The Taliban killed at least 291 Afghan security personnel over the past week, a top government official said Monday, accusing the insurgents of unleashing a wave of violence ahead of potential talks.
The previous week was the “deadliest” in the country’s 19 years of conflict, said Javid Faisal, spokesman for the National Security Council, even as the insurgents dismissed the latest figures.
The Taliban carried out 422 attacks in 32 provinces during that time, killing 291 security force personnel and wounding 550 others, Faisal said on Twitter.
“Taliban’s commitment to reduce violence is meaningless, and their actions inconsistent with their rhetoric on peace,” he said.
The Taliban rejected the latest government figures.
“The enemy aims to hurt the peace process and intra-Afghan talks by releasing such false reports,” Zabihullah Mujahid, the Taliban’s spokesman in Afghanistan, told AFP.
“We did have some attacks last week, but they were mostly in defence.”
In a cabinet meeting Monday, President Ashraf Ghani condemned the violence, which he blamed on the Taliban.
The government sees the violence “as running against the spirit of commitment for peace”, Ghani said.
In an attack on Monday, gunmen shot dead two prosecutors and three other employees of the attorney general’s office.
The attack happened on the outskirts of Kabul, when gunmen opened fire on the car in which they were travelling, the attorney general’s office and the interior ministry said.
It was unclear who the attackers were, and the Taliban denied involvement.
The incident drew condemnation from US special envoy Zalmay Khalilzad, who led negotiations with the Taliban ahead of a deal signed in February.

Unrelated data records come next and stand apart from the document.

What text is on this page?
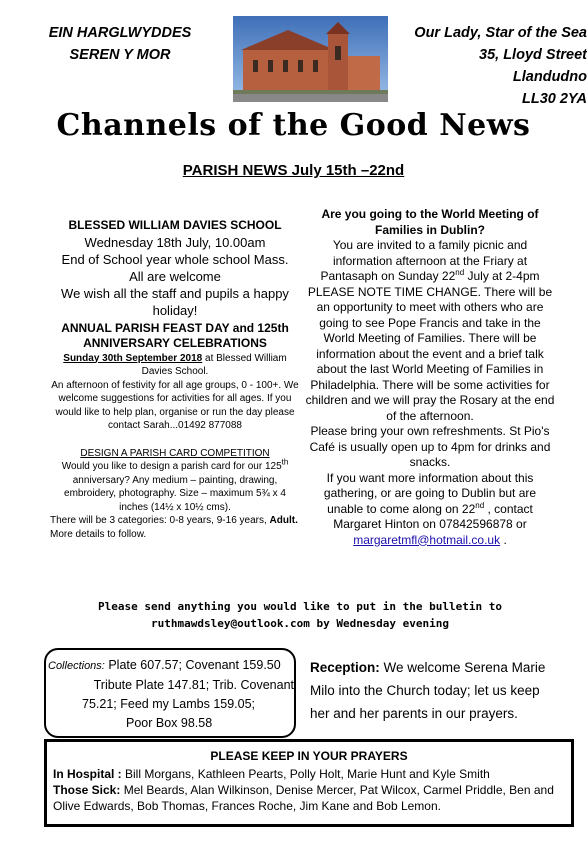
EIN HARGLWYDDES
SEREN Y MOR
Our Lady, Star of the Sea
35, Lloyd Street
Llandudno
LL30 2YA
Channels of the Good News
PARISH NEWS July 15th –22nd
BLESSED WILLIAM DAVIES SCHOOL
Wednesday 18th July, 10.00am
End of School year whole school Mass.
All are welcome
We wish all the staff and pupils a happy holiday!
ANNUAL PARISH FEAST DAY and 125th ANNIVERSARY CELEBRATIONS
Sunday 30th September 2018 at Blessed William Davies School.
An afternoon of festivity for all age groups, 0 - 100+. We welcome suggestions for activities for all ages. If you would like to help plan, organise or run the day please contact Sarah...01492 877088
DESIGN A PARISH CARD COMPETITION
Would you like to design a parish card for our 125th anniversary? Any medium – painting, drawing, embroidery, photography. Size – maximum 5¾ x 4 inches (14½ x 10½ cms).
There will be 3 categories: 0-8 years, 9-16 years, Adult. More details to follow.
Are you going to the World Meeting of Families in Dublin?
You are invited to a family picnic and information afternoon at the Friary at Pantasaph on Sunday 22nd July at 2-4pm PLEASE NOTE TIME CHANGE. There will be an opportunity to meet with others who are going to see Pope Francis and take in the World Meeting of Families. There will be information about the event and a brief talk about the last World Meeting of Families in Philadelphia. There will be some activities for children and we will pray the Rosary at the end of the afternoon.
Please bring your own refreshments. St Pio's Café is usually open up to 4pm for drinks and snacks.
If you want more information about this gathering, or are going to Dublin but are unable to come along on 22nd , contact Margaret Hinton on 07842596878 or
margaretmfl@hotmail.co.uk .
Please send anything you would like to put in the bulletin to
ruthmawdsley@outlook.com by Wednesday evening
Collections: Plate 607.57; Covenant 159.50
Tribute Plate 147.81; Trib. Covenant
75.21; Feed my Lambs 159.05;
Poor Box 98.58
Reception: We welcome Serena Marie Milo into the Church today; let us keep her and her parents in our prayers.
PLEASE KEEP IN YOUR PRAYERS
In Hospital : Bill Morgans, Kathleen Pearts, Polly Holt, Marie Hunt and Kyle Smith
Those Sick: Mel Beards, Alan Wilkinson, Denise Mercer, Pat Wilcox, Carmel Priddle, Ben and Olive Edwards, Bob Thomas, Frances Roche, Jim Kane and Bob Lemon.
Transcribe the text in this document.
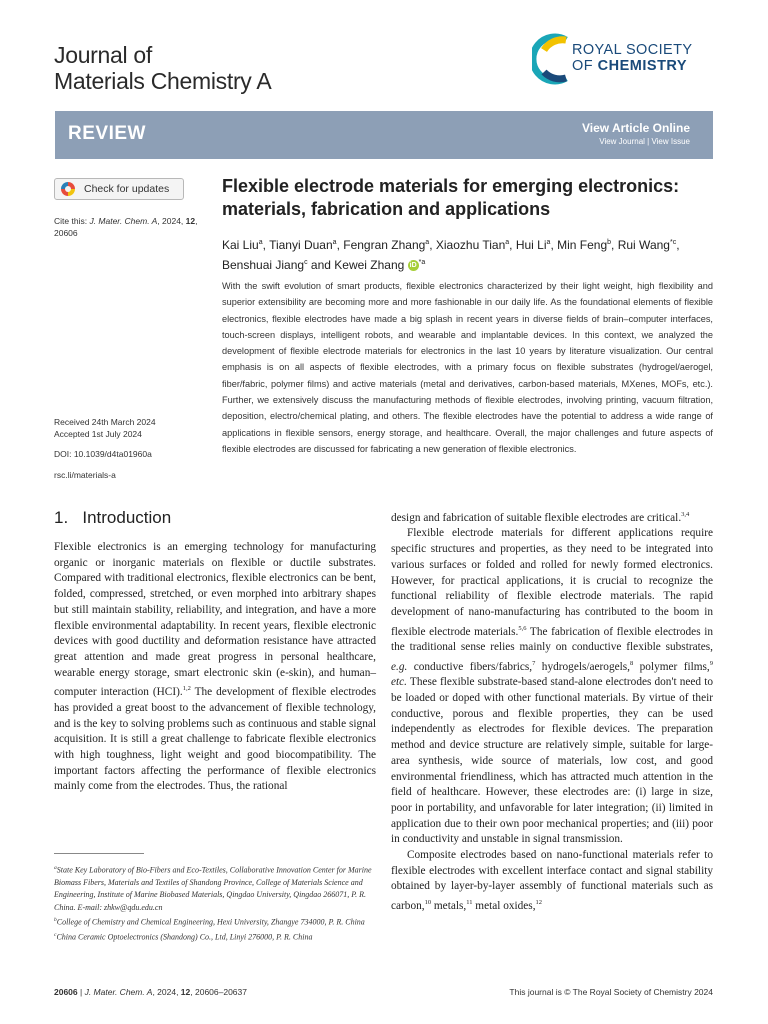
Journal of
Materials Chemistry A
ROYAL SOCIETY
OF CHEMISTRY
REVIEW	View Article Online
View Journal | View Issue
Check for updates
Cite this: J. Mater. Chem. A, 2024, 12,
20606
Received 24th March 2024
Accepted 1st July 2024
DOI: 10.1039/d4ta01960a
rsc.li/materials-a
Flexible electrode materials for emerging electronics: materials, fabrication and applications
Kai Liu$^a$, Tianyi Duan$^a$, Fengran Zhang$^a$, Xiaozhu Tian$^a$, Hui Li$^a$, Min Feng$^b$, Rui Wang$^{*c}$, Benshuai Jiang$^c$ and Kewei Zhang iD $^{*a}$
With the swift evolution of smart products, flexible electronics characterized by their light weight, high flexibility and superior extensibility are becoming more and more fashionable in our daily life. As the foundational elements of flexible electronics, flexible electrodes have made a big splash in recent years in diverse fields of brain–computer interfaces, touch-screen displays, intelligent robots, and wearable and implantable devices. In this context, we analyzed the development of flexible electrode materials for electronics in the last 10 years by literature visualization. Our central emphasis is on all aspects of flexible electrodes, with a primary focus on flexible substrates (hydrogel/aerogel, fiber/fabric, polymer films) and active materials (metal and derivatives, carbon-based materials, MXenes, MOFs, etc.). Further, we extensively discuss the manufacturing methods of flexible electrodes, involving printing, vacuum filtration, deposition, electro/chemical plating, and others. The flexible electrodes have the potential to address a wide range of applications in flexible sensors, energy storage, and healthcare. Overall, the major challenges and future aspects of flexible electrodes are discussed for fabricating a new generation of flexible electronics.
1. Introduction

Flexible electronics is an emerging technology for manufacturing organic or inorganic materials on flexible or ductile substrates. Compared with traditional electronics, flexible electronics can be bent, folded, compressed, stretched, or even morphed into arbitrary shapes but still maintain stability, reliability, and integration, and have a more flexible environmental adaptability. In recent years, flexible electronic devices with good ductility and deformation resistance have attracted great attention and made great progress in personal healthcare, wearable energy storage, smart electronic skin (e-skin), and human–computer interaction (HCI).$^{1,2}$ The development of flexible electrodes has provided a great boost to the advancement of flexible technology, and is the key to solving problems such as continuous and stable signal acquisition. It is still a great challenge to fabricate flexible electronics with high toughness, light weight and good biocompatibility. The important factors affecting the performance of flexible electronics mainly come from the electrodes. Thus, the rational

design and fabrication of suitable flexible electrodes are critical.$^{3,4}$

Flexible electrode materials for different applications require specific structures and properties, as they need to be integrated into various surfaces or folded and rolled for newly formed electronics. However, for practical applications, it is crucial to recognize the functional reliability of flexible electrode materials. The rapid development of nano-manufacturing has contributed to the boom in flexible electrode materials.$^{5,6}$ The fabrication of flexible electrodes in the traditional sense relies mainly on conductive flexible substrates, e.g. conductive fibers/fabrics,$^7$ hydrogels/aerogels,$^8$ polymer films,$^9$ etc. These flexible substrate-based stand-alone electrodes don't need to be loaded or doped with other functional materials. By virtue of their conductive, porous and flexible properties, they can be used independently as electrodes for flexible devices. The preparation method and device structure are relatively simple, suitable for large-area synthesis, wide source of materials, low cost, and good environmental friendliness, which has attracted much attention in the field of healthcare. However, these electrodes are: (i) large in size, poor in portability, and unfavorable for later integration; (ii) limited in application due to their own poor mechanical properties; and (iii) poor in conductivity and unstable in signal transmission.

Composite electrodes based on nano-functional materials refer to flexible electrodes with excellent interface contact and signal stability obtained by layer-by-layer assembly of functional materials such as carbon,$^{10}$ metals,$^{11}$ metal oxides,$^{12}$

$^a$State Key Laboratory of Bio-Fibers and Eco-Textiles, Collaborative Innovation Center for Marine Biomass Fibers, Materials and Textiles of Shandong Province, College of Materials Science and Engineering, Institute of Marine Biobased Materials, Qingdao University, Qingdao 266071, P. R. China. E-mail: zhkw@qdu.edu.cn

$^b$College of Chemistry and Chemical Engineering, Hexi University, Zhangye 734000, P. R. China

$^c$China Ceramic Optoelectronics (Shandong) Co., Ltd, Linyi 276000, P. R. China

20606 | J. Mater. Chem. A, 2024, 12, 20606–20637	This journal is © The Royal Society of Chemistry 2024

He said the legal team had been working on a prisoner exchange that is considered vital before the Kabul government and the Taliban can start peace talks.
“This attack underscores what we all know: Spoilers (both domestic and foreign) are trying to disrupt and delay” the peace process, Khalilzad said on Twitter.
“Both sides should not be deterred, and push forward to take the steps necessary to reach intra-Afghan negotiation”.
Violence had dropped across much of Afghanistan since the Taliban announced a three-day ceasefire on May 24 to mark the Eid al-Fitr holiday, but officials have accused the insurgents of stepping up attacks in recent weeks.
Ghani has vowed to complete the Taliban prisoner release. Afghan authorities have already freed about 3,000 Taliban prisoners, and plan to further release 2,000 as stipulated in the insurgents’ deal with Washington.
The Taliban have said they are ready for peace talks but only after the release of the remaining 2,000 insurgents.